BRALING.COM, PURBALINGGA – Bupati Purbalingga, Dyah Hayuning Pratiwi mengukuhkan pengurus pengelola zakat (UPZ) masjid yang tersebar di banyak masjid di Kabupaten Purbalingga.

Pembentukan UPZ Masjid ini merupakan yang pertama kali dilakukan di wilayah Jawa Tengah.
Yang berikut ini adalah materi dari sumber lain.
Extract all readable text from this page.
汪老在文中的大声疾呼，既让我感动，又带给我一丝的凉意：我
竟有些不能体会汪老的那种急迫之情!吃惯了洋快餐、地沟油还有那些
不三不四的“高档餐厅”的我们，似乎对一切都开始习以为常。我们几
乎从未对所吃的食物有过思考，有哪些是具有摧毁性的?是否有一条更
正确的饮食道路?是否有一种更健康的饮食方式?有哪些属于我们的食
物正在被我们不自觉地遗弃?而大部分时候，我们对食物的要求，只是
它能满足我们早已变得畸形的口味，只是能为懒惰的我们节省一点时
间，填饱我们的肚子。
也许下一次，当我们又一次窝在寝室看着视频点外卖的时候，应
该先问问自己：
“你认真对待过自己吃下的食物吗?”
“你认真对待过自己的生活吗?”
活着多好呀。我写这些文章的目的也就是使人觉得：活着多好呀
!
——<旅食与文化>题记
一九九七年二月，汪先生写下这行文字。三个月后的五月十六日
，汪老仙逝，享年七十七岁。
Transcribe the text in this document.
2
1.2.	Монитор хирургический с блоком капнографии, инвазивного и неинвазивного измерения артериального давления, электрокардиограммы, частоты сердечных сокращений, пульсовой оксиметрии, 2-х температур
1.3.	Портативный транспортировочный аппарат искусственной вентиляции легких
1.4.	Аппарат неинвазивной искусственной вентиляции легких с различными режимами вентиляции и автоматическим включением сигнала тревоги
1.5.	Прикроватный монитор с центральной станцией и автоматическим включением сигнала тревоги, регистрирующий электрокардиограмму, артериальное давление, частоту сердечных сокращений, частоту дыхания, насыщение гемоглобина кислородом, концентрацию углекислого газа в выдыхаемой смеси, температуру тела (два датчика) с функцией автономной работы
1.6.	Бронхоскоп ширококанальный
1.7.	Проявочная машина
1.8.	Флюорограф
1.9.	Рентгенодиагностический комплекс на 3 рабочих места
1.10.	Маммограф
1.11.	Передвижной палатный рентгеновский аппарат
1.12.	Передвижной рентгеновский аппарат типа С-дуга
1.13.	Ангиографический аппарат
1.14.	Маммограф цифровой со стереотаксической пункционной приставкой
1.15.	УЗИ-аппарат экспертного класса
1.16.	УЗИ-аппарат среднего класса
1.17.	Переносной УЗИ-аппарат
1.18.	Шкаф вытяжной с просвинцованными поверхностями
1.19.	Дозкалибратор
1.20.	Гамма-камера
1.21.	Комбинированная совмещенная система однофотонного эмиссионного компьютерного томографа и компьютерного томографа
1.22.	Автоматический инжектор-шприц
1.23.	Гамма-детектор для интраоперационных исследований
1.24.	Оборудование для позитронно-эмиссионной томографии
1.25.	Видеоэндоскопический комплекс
Bupati Purbalingga mengapresiasi pengukuhan ini sebagai bentuk inovasi dari Baznas Purbalingga.

“Maka nanti di 2020, Saya akan mendorong seluruh OPD termasuk kecamatan hingga di desa untuk segera membentuk UPZ dalam rangka membantu pengumpulan zakat melalui Baznas Kabupaten Purbalingga,” ujar Bupati Tiwi.

Pengukuhan dilaksanakan di Pendapa Dipokusumo, 26 Desember 2019. Pada acara itu, juga dilakukan pentasyarufan zakat kepada keluarga dhuafa yang bekerjasama dengan UPZ Kementerian Agama Purbalingga.

Bupati Tiwi mengajak seluruh jajaran pejabat dilingkungan pemerintah dari tingkat kabupaten, kecamatan hingga desa untuk ikut upaya penghimpunan zakat infak sodakoh melalui Baznas Purbalingga.

“Karena hingga saat ini potensi zakatnya sangat besar namun yang dikelola Baznas masih sangat minim. Bahkan OPD yang membentuk UPZ juga masih sedikit,” katanya.

Ketua Baznas Purbalingga, Chumaedi berkata, pembentukan UPZ Masjid dilakukan untuk memberikan payung hukum bagi pengelolaan zakat infak sodakoh di lingkungan masjid sekaligus mendorong pengelolaan zakat yang amanah, transparan dan professional akan mampu memakmurkan jamaahnya.

Selama ini penyaluran zakat infak sodakoh di masjid atau mushola sudah berjalan, namun rata-rata masih digunakan untuk pemeliharaan atau perbaikan masjid, belum menyentuh upaya memakmurkan jamaah.

“Bukan tidak mungkin, kedepannya program-program pemerintah seperti Rantang Berkah dapat disuport oleh upz-upz masjid. Atau kegiatan-kegiatan lain yang berorientasi terhadap pemberdayaan jamaah masjid itu. Kami di Baznas tentu akan memberikan pendampingan-pendampingan,” jelasnya.